Equal pay for equal work is another example of a seemingly innocuous plan. In fact, your insistence that women are discriminated against because they “make 77 cents for every dollar a man” is specious at best. For one thing, equal pay for equal work has been U.S. law since 1963 and is enforced by the Equal Employment Opportunity Commission (EEOC).

Second, there’s a perfectly good explanation for why women don’t make as much money as men. No man or woman rises to high-income ranks on a forty-hour week. Any successful doctor, lawyer, business executive, or even politician has spent years working nights and weekends, bringing home briefcases bulging with work and serving clients or customers in a steady stream outside of office hours. These folks have paid a big price for their career and financial success. For any man or woman who chooses that life, there is plenty of room at the top.

Indeed, women who remain single and childless, stay in the labor force, and work long hours earn more than men.

It is only married men who make more than married women — because most women freely choose to take time out to care for their children, or they choose to cut back their hours, or they refuse to take the dangerous and unpleasant jobs men take to support their families. That you don’t like these choices is beside the point.

Besides, if it were true that businesses get away with paying women less than men for the same work, then employers would hire only or mostly women. Would they not?

Or are you suggesting male employers are so threatened by women they would rather bring in less revenue just so they can pal around with other men? Because that’s pretty much what you implied. “We need to keep changing the attitude that teaches men to feel threatened by the presence and success of women,” you wrote.

Men are not threatened by the presence and success of women. On the contrary, male employers go out of their way to incentivize women to remain at work after the birth of a child. But they can’t make women stay, nor should they.

And nor should you. After all, Mr. President, someone has to rock the cradle. And I, for one, am grateful for mothers who do.

I’m sorry you’ve been conditioned by the women in your lives to see this choice as a bad one. Referring to the time when your children were young, you said you were often away from home for work and that because of your schedule, the “burden” of caring for your girls fell to your wife.

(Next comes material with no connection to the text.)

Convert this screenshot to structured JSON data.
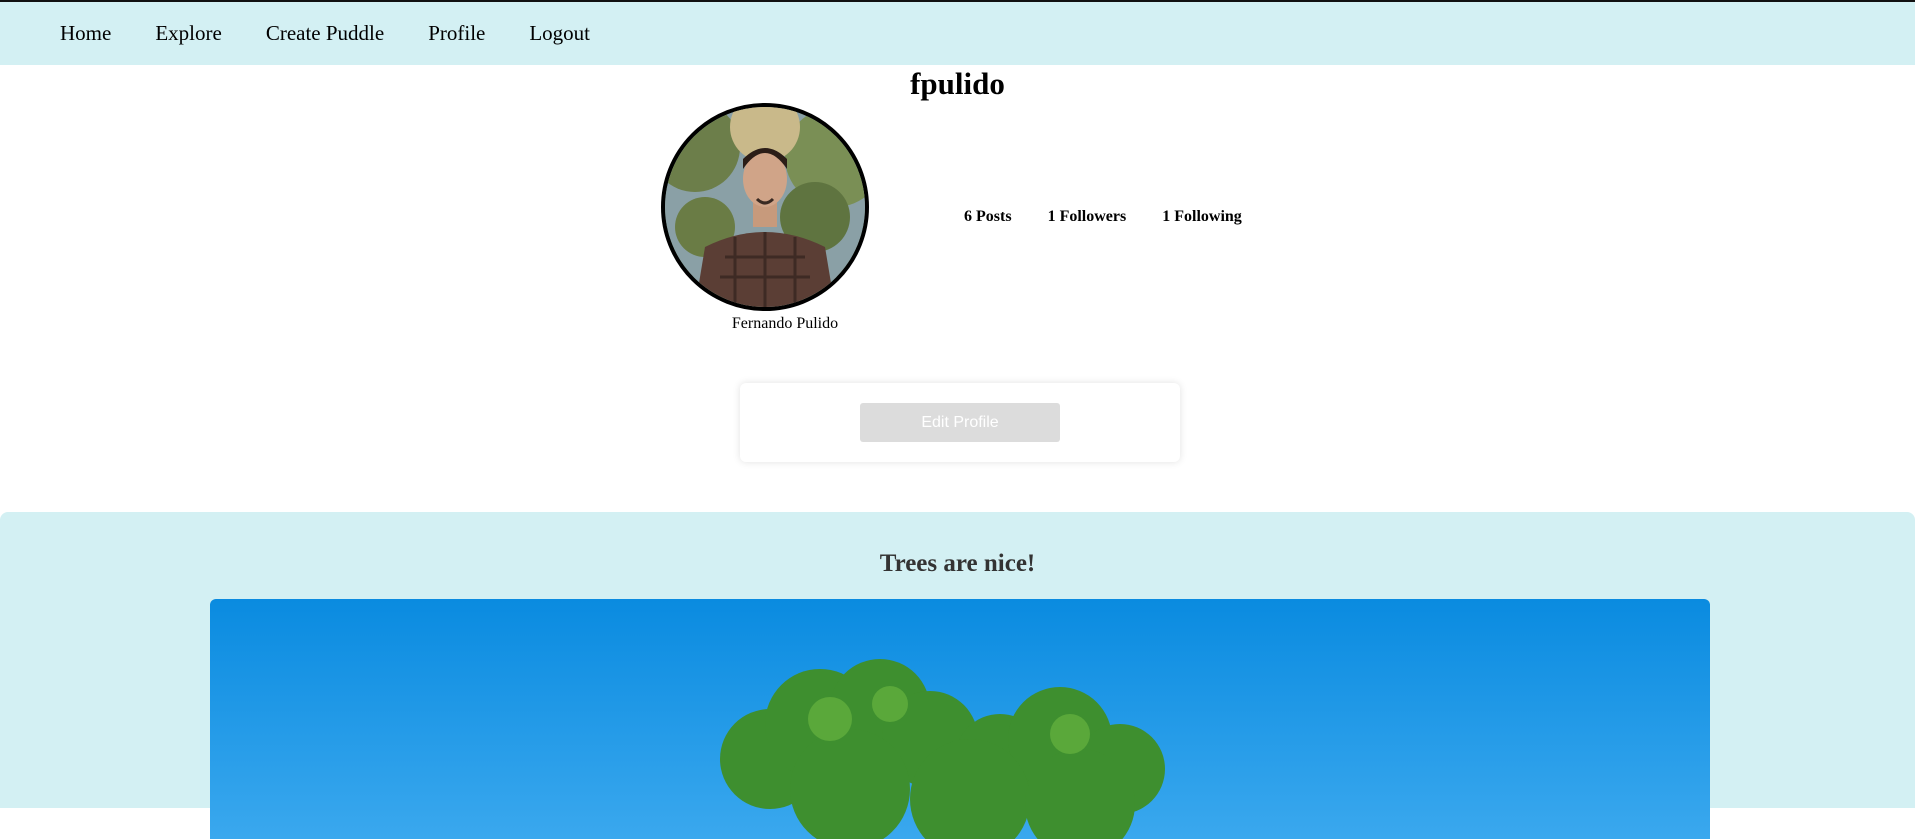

Newsflash: most Americans don’t view taking care of their children as a burden.

According to “Necessary Compromises,” a report from Public Agenda, most parents of young children feel they are responsible for their children’s care “and few voice resentment about career or financial trade-offs they may make during their children’s early years.”

It’s only feminists who are mired in resentment. They resent that most women put family first because it keeps feminists from succeeding in their goal to have women running the world.

That’s no exaggeration. Just last year Justice Ruth Bader Ginsburg said this to Gwen Ifill: “People ask me sometimes, when will there be enough women on the court? And my answer is, when there are nine.”

So before you talk about feminism as a mindset that any normal, fair-minded person would adopt, you might tell the American people exactly what it is you’re asking them to support.

Oh, right: you can’t do that. Otherwise not enough people will jump on board.